Supporters of the death penalty have argued that Troy Davis had 22 years to prove that he was not guilty of the crime, and that in the end he had not done so successfully. While it is true that there will probably never be a final answer to who killed Officer MacPhail back in 1989, there is such doubt now on Davis’ conviction that it was surely reckless of the state of Georgia to go ahead with this execution. Indeed, one has to question whether in the UK the defendant would not be asking for their conviction to be quashed, undermined as the original evidence seems to be.
Either way, Troy Davis went to his grave proclaiming his innocence to the end. He addressed the family of Mark MacPhail in his final words, saying, “The incident that night was not my fault. I did not have a gun. I did not personally kill your son, father, and brother. I am innocent.” He finished by addressing “those who are about to take my life, may God have mercy on your souls, may God bless your souls.”

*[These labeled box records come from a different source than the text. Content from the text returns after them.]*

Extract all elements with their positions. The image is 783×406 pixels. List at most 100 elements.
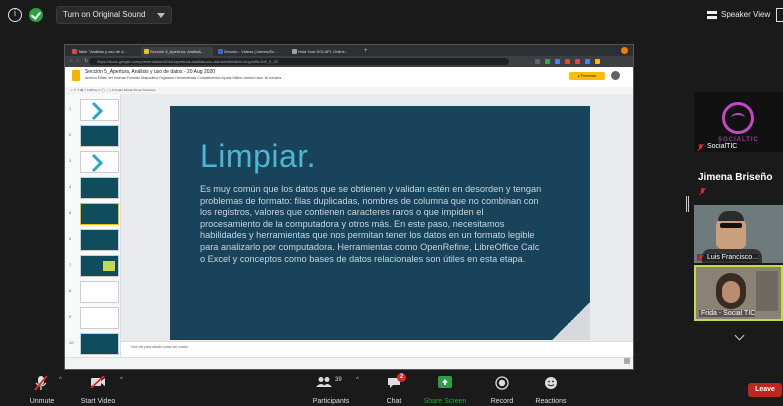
video-off-icon (90, 376, 105, 388)
tab-favicon-icon (72, 49, 77, 54)
security-shield-icon[interactable] (29, 8, 43, 22)
slide-thumbnail[interactable] (80, 177, 119, 199)
participant-glasses (720, 223, 742, 228)
start-video-button[interactable]: ^ Start Video (76, 371, 123, 406)
slide-thumbnail-selected[interactable] (80, 203, 119, 225)
participant-name: Luis Francisco... (697, 254, 758, 261)
slide-thumbnail[interactable] (80, 255, 119, 277)
unmute-button[interactable]: ^ Unmute (22, 371, 62, 406)
browser-tab[interactable]: Zenodo - Videos (Jueves/Ex... (215, 47, 287, 56)
slides-logo-icon[interactable] (72, 70, 80, 81)
participants-count: 39 (335, 377, 342, 383)
tab-favicon-icon (292, 49, 297, 54)
record-button[interactable]: Record (484, 371, 520, 406)
extension-icon[interactable] (585, 59, 590, 64)
thumb-image (103, 261, 115, 271)
chevron-down-icon[interactable] (734, 330, 745, 341)
panel-resize-handle[interactable] (686, 196, 689, 212)
chevron-up-icon[interactable]: ^ (356, 377, 359, 383)
chat-button[interactable]: 2 Chat (380, 371, 408, 406)
user-avatar[interactable] (611, 71, 620, 80)
slide-thumbnail[interactable] (80, 333, 119, 355)
chat-label: Chat (386, 398, 402, 405)
share-screen-icon (438, 376, 452, 388)
explore-icon[interactable] (624, 358, 630, 364)
original-sound-button[interactable]: Turn on Original Sound (56, 6, 173, 24)
original-sound-label: Turn on Original Sound (63, 10, 146, 19)
slide-canvas: Limpiar. Es muy común que los datos que … (121, 94, 633, 341)
url-field[interactable]: https://docs.google.com/presentation/d/1… (89, 58, 509, 65)
meeting-info-icon[interactable]: i (8, 8, 22, 22)
slide-thumbnail[interactable] (80, 151, 119, 173)
extension-icon[interactable] (545, 59, 550, 64)
thumb-number: 4 (69, 184, 72, 189)
chat-unread-badge: 2 (397, 373, 406, 382)
extension-icon[interactable] (595, 59, 600, 64)
extension-icon[interactable] (575, 59, 580, 64)
participants-icon (316, 377, 332, 387)
tab-favicon-icon (218, 49, 223, 54)
chevron-up-icon[interactable]: ^ (120, 377, 123, 383)
extension-icon[interactable] (555, 59, 560, 64)
slide-thumbnail[interactable] (80, 99, 119, 121)
present-button[interactable]: ▸ Presentar (569, 72, 605, 80)
speaker-view-icon (707, 11, 717, 19)
browser-record-icon[interactable] (621, 47, 628, 54)
browser-tab[interactable]: Taller "Análisis y uso de d... (69, 47, 139, 56)
current-slide[interactable]: Limpiar. Es muy común que los datos que … (170, 106, 590, 340)
participants-label: Participants (312, 398, 350, 405)
thumb-number: 3 (69, 158, 72, 163)
slide-thumbnail[interactable] (80, 281, 119, 303)
extension-icon[interactable] (565, 59, 570, 64)
zoom-window: i Turn on Original Sound Speaker View Ta… (0, 0, 783, 406)
thumb-number: 7 (69, 262, 72, 267)
share-screen-button[interactable]: Share Screen (420, 371, 470, 406)
browser-nav-icons[interactable]: ‹ › ↻ (70, 59, 90, 64)
chevron-up-icon[interactable]: ^ (59, 377, 62, 383)
mic-muted-icon (697, 255, 704, 262)
slides-menu-bar[interactable]: Archivo Editar Ver Insertar Formato Diap… (85, 76, 281, 80)
browser-tab-label: Taller "Análisis y uso de d... (78, 49, 127, 54)
participant-tile-socialtic[interactable]: SOCIALTIC SocialTIC (694, 92, 783, 152)
browser-address-bar: ‹ › ↻ https://docs.google.com/presentati… (65, 56, 633, 67)
background-door (756, 271, 778, 311)
browser-tab[interactable]: Hola Your DOI API, Online... (289, 47, 361, 56)
browser-tab[interactable]: Sección 5_Apertura, Análisis... (141, 47, 213, 56)
slide-thumbnail[interactable] (80, 307, 119, 329)
slides-header: Sección 5_Apertura, Análisis y uso de da… (65, 67, 633, 87)
new-tab-icon[interactable]: + (364, 47, 368, 55)
participant-tile-frida[interactable]: Frida - Social TIC (694, 265, 783, 321)
document-title[interactable]: Sección 5_Apertura, Análisis y uso de da… (85, 69, 215, 75)
participant-name: SocialTIC (697, 143, 737, 150)
participants-button[interactable]: 39 ^ Participants (306, 371, 359, 406)
speaker-view-button[interactable]: Speaker View (707, 7, 770, 23)
thumb-number: 6 (69, 236, 72, 241)
tab-favicon-icon (144, 49, 149, 54)
slide-thumbnail[interactable] (80, 125, 119, 147)
extension-icon[interactable] (535, 59, 540, 64)
fullscreen-icon[interactable] (776, 8, 783, 22)
speaker-notes-field[interactable]: Haz clic para añadir notas del orador (121, 341, 633, 357)
reactions-button[interactable]: Reactions (530, 371, 572, 406)
participant-name-label: Frida - Social TIC (701, 310, 756, 317)
meeting-controls: ^ Unmute ^ Start Video 39 ^ Participants (0, 371, 783, 406)
record-label: Record (490, 398, 514, 405)
slide-thumbnail[interactable] (80, 229, 119, 251)
slides-toolbar[interactable]: + ↶ ↷ 🖶 ⌖ 100% ▸ ▭ ◯ ⬚ ╲ ▾ Fondo Diseño … (65, 87, 633, 94)
participant-name-label: SocialTIC (707, 143, 738, 150)
mic-muted-icon (697, 144, 704, 151)
thumb-number: 10 (69, 340, 74, 345)
participant-name: Frida - Social TIC (699, 310, 756, 317)
participant-name-large: Jimena Briseño (698, 172, 773, 183)
participant-name-label: Luis Francisco... (707, 254, 758, 261)
browser-tab-label: Zenodo - Videos (Jueves/Ex... (224, 49, 278, 54)
chevron-down-icon[interactable] (157, 13, 166, 18)
participant-tile-luis[interactable]: Luis Francisco... (694, 205, 783, 263)
thumb-number: 9 (69, 314, 72, 319)
leave-button[interactable]: Leave (748, 383, 782, 397)
thumb-number: 5 (69, 210, 72, 215)
unmute-label: Unmute (29, 398, 55, 405)
browser-tab-strip: Taller "Análisis y uso de d... Sección 5… (65, 45, 633, 56)
zoom-top-bar: i Turn on Original Sound Speaker View (0, 0, 783, 30)
record-icon (495, 376, 509, 390)
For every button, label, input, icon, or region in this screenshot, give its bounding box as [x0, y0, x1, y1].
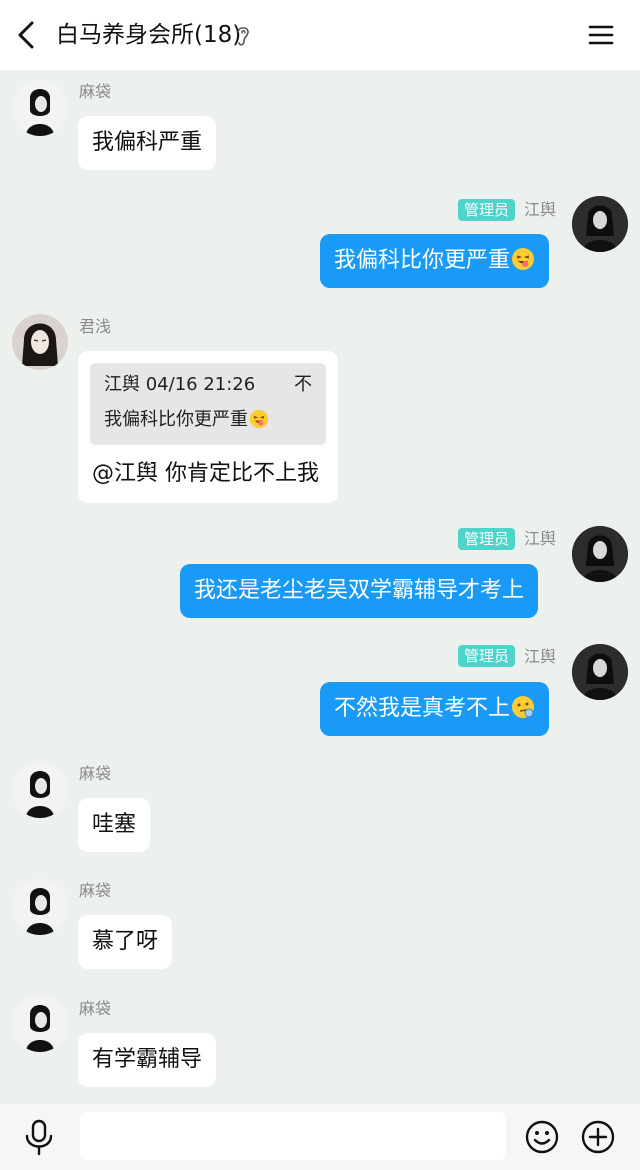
ear-icon — [237, 27, 249, 46]
avatar[interactable] — [12, 879, 68, 935]
message-bubble[interactable]: 我偏科严重 — [78, 116, 217, 170]
squinting-tongue-emoji — [249, 409, 269, 429]
plus-circle-icon[interactable] — [580, 1119, 616, 1155]
message-text: 有学霸辅导 — [92, 1047, 203, 1072]
avatar[interactable] — [12, 314, 68, 370]
message-text: 我偏科严重 — [92, 130, 203, 155]
avatar[interactable] — [12, 762, 68, 818]
quoted-message[interactable]: 江舆 04/16 21:26 不 我偏科比你更严重 — [90, 363, 326, 445]
message-bubble[interactable]: 哇塞 — [78, 798, 151, 852]
sender-name: 君浅 — [79, 317, 112, 336]
squinting-tongue-emoji — [512, 248, 535, 270]
message-bubble[interactable]: 不然我是真考不上 — [320, 682, 550, 736]
message-text: 不然我是真考不上 — [334, 696, 511, 721]
sender-name: 麻袋 — [79, 764, 112, 783]
message-bubble[interactable]: 江舆 04/16 21:26 不 我偏科比你更严重 @江舆 你肯定比不上我 — [78, 351, 338, 503]
chat-header: 白马养身会所(18) — [0, 0, 640, 70]
sender-name: 江舆 — [524, 647, 557, 666]
message-text: 哇塞 — [92, 812, 137, 837]
message-bubble[interactable]: 我偏科比你更严重 — [320, 234, 550, 288]
avatar[interactable] — [12, 996, 68, 1052]
avatar-image — [12, 314, 68, 370]
message-input[interactable] — [80, 1112, 506, 1160]
microphone-icon[interactable] — [22, 1118, 56, 1156]
quote-pin-icon: 不 — [294, 374, 312, 395]
sender-name: 麻袋 — [79, 999, 112, 1018]
message-bubble[interactable]: 慕了呀 — [78, 915, 173, 969]
chevron-left-icon[interactable] — [10, 17, 46, 53]
composer-bar — [0, 1104, 640, 1170]
quote-meta: 江舆 04/16 21:26 — [104, 374, 256, 395]
avatar[interactable] — [572, 644, 628, 700]
sender-name: 江舆 — [524, 529, 557, 548]
message-text: 慕了呀 — [92, 929, 159, 954]
message-text: @江舆 你肯定比不上我 — [92, 461, 319, 486]
message-bubble[interactable]: 我还是老尘老吴双学霸辅导才考上 — [180, 564, 539, 618]
message-list[interactable]: 麻袋 我偏科严重 管理员 江舆 我偏科比你更严重 君浅 江舆 04/16 21:… — [0, 70, 640, 1104]
admin-badge: 管理员 — [458, 528, 516, 550]
admin-badge: 管理员 — [458, 645, 516, 667]
message-bubble[interactable]: 有学霸辅导 — [78, 1033, 217, 1087]
thinking-face-emoji — [512, 696, 535, 718]
avatar-image — [12, 762, 68, 818]
avatar[interactable] — [572, 526, 628, 582]
avatar-image — [572, 196, 628, 252]
quote-text: 我偏科比你更严重 — [104, 408, 269, 432]
message-text: 我偏科比你更严重 — [334, 248, 511, 273]
admin-badge: 管理员 — [458, 199, 516, 221]
sender-name: 江舆 — [524, 200, 557, 219]
avatar-image — [572, 644, 628, 700]
avatar-image — [572, 526, 628, 582]
avatar-image — [12, 996, 68, 1052]
avatar[interactable] — [572, 196, 628, 252]
chat-title: 白马养身会所(18) — [56, 22, 242, 48]
avatar-image — [12, 80, 68, 136]
avatar-image — [12, 879, 68, 935]
smiley-icon[interactable] — [524, 1119, 560, 1155]
message-text: 我还是老尘老吴双学霸辅导才考上 — [194, 578, 525, 603]
sender-name: 麻袋 — [79, 881, 112, 900]
sender-name: 麻袋 — [79, 82, 112, 101]
hamburger-menu-icon[interactable] — [584, 18, 618, 52]
avatar[interactable] — [12, 80, 68, 136]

It is probable that a miscarriage of justice may well have occurred in this case, though it is almost certain that there will be no abolition of the death penalty in the US following this case, despite fresh calls for it to be abolished from some corners. Rather ominously, Governor Perry’s record of presiding over more executions than any US Governor in history is seen as a good thing for his Presidential campaign.
A sycophantic article written for The Daily Cougar, the student newspaper of the University of Houston, applauded Perry for his record on the death penalty and his ‘strong’ approach to crime. This despite admitting “In these modern times, the death penalty has been demonized by its opponents as uncivilized and obsolete… [much] of Europe, Australia, Mexico, Canada and parts of Southern Africa have completely abolished the death penalty in their countries, equalling 96 countries in total.” The article considers this to be a positive thing, and claims that “to regard a system as wholly perfect and as impossible to fail would just be naïve and outright foolish.” The article seems not to realise that there is in fact already a system that never causes the death of innocents when it comes to convicting murderers – it is called a life sentence.
There must at some point come a realisation that the death penalty brings very few practical benefits and some overwhelmingly negative potential consequences. No wonder Georgia took 22 years to put Troy Davis to death – there were enough holes in the case for legitimate doubt to delay the execution for decades. When this is the case, something as important as a person’s life should not be gambled upon.